Our study has certain limitations. Although only 15 days recall method was adapted to measure compliance, still there is a chance of recall bias. Due to certain constraints, the other ideal method of pill count was not undertaken, which could have given a more accurate estimation of compliance. The other limitation is the selection of only one village for undertaking the study due to resource constraint.

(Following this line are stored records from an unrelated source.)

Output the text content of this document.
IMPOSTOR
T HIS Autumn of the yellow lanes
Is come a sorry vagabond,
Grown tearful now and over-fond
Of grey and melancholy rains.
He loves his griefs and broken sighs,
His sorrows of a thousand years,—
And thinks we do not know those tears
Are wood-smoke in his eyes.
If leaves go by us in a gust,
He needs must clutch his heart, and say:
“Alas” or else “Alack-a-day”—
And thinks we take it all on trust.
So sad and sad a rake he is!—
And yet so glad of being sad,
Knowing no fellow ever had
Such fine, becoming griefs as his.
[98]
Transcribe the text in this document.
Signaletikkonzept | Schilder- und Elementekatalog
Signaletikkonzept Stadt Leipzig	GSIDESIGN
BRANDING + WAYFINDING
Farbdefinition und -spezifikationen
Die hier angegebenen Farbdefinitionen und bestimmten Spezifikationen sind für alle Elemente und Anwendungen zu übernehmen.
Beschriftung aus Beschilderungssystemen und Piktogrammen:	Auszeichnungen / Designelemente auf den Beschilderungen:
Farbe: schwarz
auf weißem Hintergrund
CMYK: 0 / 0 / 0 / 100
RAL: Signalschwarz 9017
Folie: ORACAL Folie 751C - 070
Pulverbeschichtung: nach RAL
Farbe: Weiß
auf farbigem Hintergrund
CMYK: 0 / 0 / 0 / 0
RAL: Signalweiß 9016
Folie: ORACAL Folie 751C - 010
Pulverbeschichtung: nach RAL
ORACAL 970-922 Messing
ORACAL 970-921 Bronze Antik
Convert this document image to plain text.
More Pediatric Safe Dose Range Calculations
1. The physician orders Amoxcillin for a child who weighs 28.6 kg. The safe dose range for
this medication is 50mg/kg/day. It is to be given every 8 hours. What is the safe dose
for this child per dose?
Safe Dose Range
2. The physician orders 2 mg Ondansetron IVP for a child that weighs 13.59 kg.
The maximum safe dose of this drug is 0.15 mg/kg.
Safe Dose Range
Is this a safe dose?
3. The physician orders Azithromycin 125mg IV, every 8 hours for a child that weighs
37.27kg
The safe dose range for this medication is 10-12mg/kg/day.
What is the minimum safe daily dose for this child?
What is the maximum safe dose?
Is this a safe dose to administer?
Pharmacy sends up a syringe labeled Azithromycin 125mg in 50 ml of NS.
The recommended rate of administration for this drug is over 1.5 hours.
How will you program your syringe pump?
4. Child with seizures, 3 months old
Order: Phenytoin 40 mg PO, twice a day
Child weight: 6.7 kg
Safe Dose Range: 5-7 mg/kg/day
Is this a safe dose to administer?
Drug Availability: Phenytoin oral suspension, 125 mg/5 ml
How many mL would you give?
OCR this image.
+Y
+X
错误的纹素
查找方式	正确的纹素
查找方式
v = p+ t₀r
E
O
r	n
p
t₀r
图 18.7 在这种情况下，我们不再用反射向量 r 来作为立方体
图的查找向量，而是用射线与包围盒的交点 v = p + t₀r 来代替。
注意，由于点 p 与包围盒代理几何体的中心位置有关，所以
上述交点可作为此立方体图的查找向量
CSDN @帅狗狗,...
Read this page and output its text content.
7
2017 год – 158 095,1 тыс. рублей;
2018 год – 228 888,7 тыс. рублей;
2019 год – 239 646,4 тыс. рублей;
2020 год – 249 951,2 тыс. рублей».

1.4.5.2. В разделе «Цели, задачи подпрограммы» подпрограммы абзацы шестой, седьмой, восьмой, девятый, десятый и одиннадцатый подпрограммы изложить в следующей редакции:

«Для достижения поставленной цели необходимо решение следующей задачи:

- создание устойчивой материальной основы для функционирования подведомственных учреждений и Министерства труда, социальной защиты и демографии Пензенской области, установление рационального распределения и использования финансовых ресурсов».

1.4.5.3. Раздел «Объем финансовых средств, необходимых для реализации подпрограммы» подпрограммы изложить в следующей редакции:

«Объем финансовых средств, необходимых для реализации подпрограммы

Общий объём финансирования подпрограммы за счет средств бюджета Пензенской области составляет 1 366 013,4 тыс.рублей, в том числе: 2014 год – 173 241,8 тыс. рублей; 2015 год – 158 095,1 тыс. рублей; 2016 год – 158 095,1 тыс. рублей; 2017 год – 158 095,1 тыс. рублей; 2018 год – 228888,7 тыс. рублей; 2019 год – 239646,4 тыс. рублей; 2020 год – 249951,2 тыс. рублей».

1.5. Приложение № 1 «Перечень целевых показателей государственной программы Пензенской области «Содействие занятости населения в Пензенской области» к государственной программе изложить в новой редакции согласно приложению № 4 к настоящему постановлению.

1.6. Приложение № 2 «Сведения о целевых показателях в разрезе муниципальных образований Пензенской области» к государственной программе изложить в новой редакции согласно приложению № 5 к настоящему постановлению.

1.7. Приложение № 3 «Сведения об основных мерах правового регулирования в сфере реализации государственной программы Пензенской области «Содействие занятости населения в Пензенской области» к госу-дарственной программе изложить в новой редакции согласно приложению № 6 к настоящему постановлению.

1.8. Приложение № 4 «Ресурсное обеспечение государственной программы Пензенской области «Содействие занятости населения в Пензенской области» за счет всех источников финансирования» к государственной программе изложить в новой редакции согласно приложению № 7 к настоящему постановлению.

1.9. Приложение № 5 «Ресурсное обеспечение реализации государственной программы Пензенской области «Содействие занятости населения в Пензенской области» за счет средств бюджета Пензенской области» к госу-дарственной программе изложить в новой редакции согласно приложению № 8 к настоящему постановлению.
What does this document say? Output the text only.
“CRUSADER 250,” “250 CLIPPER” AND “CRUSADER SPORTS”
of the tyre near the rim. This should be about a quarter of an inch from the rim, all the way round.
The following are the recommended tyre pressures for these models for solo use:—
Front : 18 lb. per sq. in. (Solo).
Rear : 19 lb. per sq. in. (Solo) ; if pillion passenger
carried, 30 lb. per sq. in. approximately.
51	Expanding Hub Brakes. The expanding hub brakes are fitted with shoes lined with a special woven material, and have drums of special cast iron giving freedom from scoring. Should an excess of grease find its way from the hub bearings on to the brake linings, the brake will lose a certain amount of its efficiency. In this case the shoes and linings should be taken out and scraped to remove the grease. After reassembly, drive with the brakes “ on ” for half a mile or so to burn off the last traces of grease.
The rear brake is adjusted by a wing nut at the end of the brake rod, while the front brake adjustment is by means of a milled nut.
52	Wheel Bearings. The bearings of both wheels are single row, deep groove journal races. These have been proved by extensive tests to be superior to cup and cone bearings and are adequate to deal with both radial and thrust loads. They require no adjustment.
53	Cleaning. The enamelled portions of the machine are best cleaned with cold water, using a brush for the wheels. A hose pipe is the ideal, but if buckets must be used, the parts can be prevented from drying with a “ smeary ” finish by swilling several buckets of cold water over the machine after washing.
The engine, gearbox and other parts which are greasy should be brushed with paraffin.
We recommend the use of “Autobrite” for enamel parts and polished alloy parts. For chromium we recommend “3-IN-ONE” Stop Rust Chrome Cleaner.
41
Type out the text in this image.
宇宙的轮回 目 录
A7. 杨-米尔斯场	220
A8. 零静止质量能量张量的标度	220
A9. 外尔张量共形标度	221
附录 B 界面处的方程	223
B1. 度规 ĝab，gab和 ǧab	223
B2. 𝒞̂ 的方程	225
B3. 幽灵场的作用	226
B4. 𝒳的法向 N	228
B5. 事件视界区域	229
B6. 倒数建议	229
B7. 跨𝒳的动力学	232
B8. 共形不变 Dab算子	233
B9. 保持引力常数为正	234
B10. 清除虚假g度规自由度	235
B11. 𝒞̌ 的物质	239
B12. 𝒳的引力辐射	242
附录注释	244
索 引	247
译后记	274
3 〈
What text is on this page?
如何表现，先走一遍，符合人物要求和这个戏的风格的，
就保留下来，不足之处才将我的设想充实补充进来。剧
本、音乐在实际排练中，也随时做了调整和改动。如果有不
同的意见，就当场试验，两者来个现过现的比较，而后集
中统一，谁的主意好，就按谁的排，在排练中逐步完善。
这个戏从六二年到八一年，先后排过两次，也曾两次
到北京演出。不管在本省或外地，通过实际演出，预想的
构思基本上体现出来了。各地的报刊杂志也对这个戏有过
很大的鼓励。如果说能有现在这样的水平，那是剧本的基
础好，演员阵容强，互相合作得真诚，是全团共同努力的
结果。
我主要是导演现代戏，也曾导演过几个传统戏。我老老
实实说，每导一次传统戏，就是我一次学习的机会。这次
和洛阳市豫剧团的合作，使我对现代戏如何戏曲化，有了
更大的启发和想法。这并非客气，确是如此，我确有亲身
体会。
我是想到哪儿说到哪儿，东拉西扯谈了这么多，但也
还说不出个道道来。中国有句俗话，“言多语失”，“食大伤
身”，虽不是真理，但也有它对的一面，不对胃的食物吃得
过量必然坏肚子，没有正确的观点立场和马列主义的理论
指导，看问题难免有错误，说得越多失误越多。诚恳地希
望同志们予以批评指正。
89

Treatment compliance was found to be good among type 2 diabetes mellitus patients in this study. Increasing age and time since diagnosis of diabetes is found to be significantly associated with good compliance. Asymptomatic nature of the disease and high cost of the drugs were found to be the most important reasons among noncompliant patients. Glycemic control among the patients was low. More emphasis through awareness campaigns and counseling by health workers is needed to improve some of the lacunas.

Financial support and sponsorship

The study was carried out from a financial grant from the research and development fund of Great Eastern Medical School and Hospital, Srikakulam, Andhra Pradesh.

Conflicts of interest

There are no conflicts of interest.

Acknowledgements

All staff of Rural Health and Training Centre, Singhpuram.